And if our answer to “I feel dumb and worthless because my IQ isn’t high enough” is “don’t worry, you’re not worthless, I’m sure you can be a great scientist if you just try hard enough”, then we are implicitly throwing under the bus all of these people who are definitely not going to be great scientists no matter how hard they try.

- in The Parable of the Talents

There is definitely a gap here. Are there some fields where we could always use some extra work? Are there some where you most definitely need to be a thousand year old vampire to make any sort of contribution?

Math, for example, definitely has a reputation of people unlikely to contribute anything of value once they are older than 30. Or 40. The exact numbers and their reliability is somewhat questionable, but the myth (if it is one) is coming from somewhere. You must push the edge of human knowledge, and to do that, you need to be better, for a brief moment, if only in a narrow area, than anyone who has come before you. You should have sufficient fluid intelligence (because handling interesting new math concepts just needs the mental firepower), while also having accumulated enough knowledge to have a reasonable starting point.

Compare that to the work of laying floor tiles by hand. You clearly would not need to push the edge of humanity's knowledge to do it. Once you know how to do it though, laying twice as many of them is not equivalent to doing it just once. You most definitely do not get all credit to the work if you lay two tiles and disappear, leaving a note saying "the rest of the tiles exist by induction".

It is a spectrum. It is often surprising to programmers, who are used to the idea of writing the code once and seeing it run for all eternity after, that their job rather resembles laying tiles in many important ways. You don't need to write down the code each time you want to run it, but you might have to modify it more often than expected, due to how the real world is more messy than often anticipated.

So... is math harder than laying tiles?

Distributions

Running speed in humans is fairly variable. In order to become an Olympic champion in running, not only do you need talent, but also you need to train really hard while you're young. (You also are likely to get worse at it as you get older.)

Sounds a lot like math so far.

If you were, on the other hand, to establish a local post service involving people running on foot to deliver packages, only recruiting the best Olympic runners would be kinda silly. There is not enough of them, and you do not see much downside of packages being delivered, say, 20% slower (at which speed you have plenty of candidates to choose from).

The difference is that you do not get much success in sports as a median runner; you do get to earn a good salary by being a mediocre delivery person though.

Despite the activity being very similar, there is a great perceived gap between the difficulty of the above two endeavors. It's because doing them "well" requires being at a very different percentile of skill / capability distribution.

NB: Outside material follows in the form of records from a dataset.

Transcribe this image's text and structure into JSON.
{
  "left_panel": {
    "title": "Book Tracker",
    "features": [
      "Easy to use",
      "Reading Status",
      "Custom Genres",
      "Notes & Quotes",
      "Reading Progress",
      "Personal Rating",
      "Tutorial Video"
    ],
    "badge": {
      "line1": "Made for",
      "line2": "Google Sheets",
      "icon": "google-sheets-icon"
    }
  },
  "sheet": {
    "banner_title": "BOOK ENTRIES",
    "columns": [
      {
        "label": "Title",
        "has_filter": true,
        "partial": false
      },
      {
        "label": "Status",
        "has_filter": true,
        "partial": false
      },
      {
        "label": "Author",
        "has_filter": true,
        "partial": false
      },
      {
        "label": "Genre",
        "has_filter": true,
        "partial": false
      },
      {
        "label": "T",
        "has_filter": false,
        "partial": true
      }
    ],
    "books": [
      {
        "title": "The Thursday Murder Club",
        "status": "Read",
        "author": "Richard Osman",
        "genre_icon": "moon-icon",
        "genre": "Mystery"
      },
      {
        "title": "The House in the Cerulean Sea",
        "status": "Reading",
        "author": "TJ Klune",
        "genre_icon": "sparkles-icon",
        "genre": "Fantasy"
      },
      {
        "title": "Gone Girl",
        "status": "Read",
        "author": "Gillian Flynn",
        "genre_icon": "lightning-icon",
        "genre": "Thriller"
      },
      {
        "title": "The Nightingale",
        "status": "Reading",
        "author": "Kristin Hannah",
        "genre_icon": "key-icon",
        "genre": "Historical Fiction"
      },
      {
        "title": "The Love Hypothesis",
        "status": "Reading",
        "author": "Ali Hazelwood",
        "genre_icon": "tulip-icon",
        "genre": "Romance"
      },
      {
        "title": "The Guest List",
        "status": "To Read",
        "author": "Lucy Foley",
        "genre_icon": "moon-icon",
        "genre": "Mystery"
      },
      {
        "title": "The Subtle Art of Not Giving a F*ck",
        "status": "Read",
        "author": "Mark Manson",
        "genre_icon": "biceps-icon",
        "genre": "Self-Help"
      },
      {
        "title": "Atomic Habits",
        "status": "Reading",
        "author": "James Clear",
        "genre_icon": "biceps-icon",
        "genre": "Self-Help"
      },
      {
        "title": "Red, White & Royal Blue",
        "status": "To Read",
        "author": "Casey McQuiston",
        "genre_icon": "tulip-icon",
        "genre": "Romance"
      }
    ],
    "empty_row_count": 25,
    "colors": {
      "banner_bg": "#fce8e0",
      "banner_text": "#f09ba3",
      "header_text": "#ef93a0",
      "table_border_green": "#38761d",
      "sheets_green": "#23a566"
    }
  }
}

In a way, being a math researcher requires having unique, novel insights and proof ideas in a field which everyone else is interested in. Also, you need to come up with them first; if you are second, it doesn't count (and you might not even get the chance to discover something again since it now has a well-known solution). There is no need for mathematicians to repeatedly re-derive proofs that we already know are correct (proofs are pretty powerful in that way).

In other fields, rewards are less like a step function. You do get paid to write code that is remarkably unimaginative. (In fact, more often than not, writing unimaginative code is a better idea than being original & coming up with something that is brilliant but no one will understand it two weeks later.)

In that sense, math is not harder than programming; it's just there's a higher threshold in math to count as being good.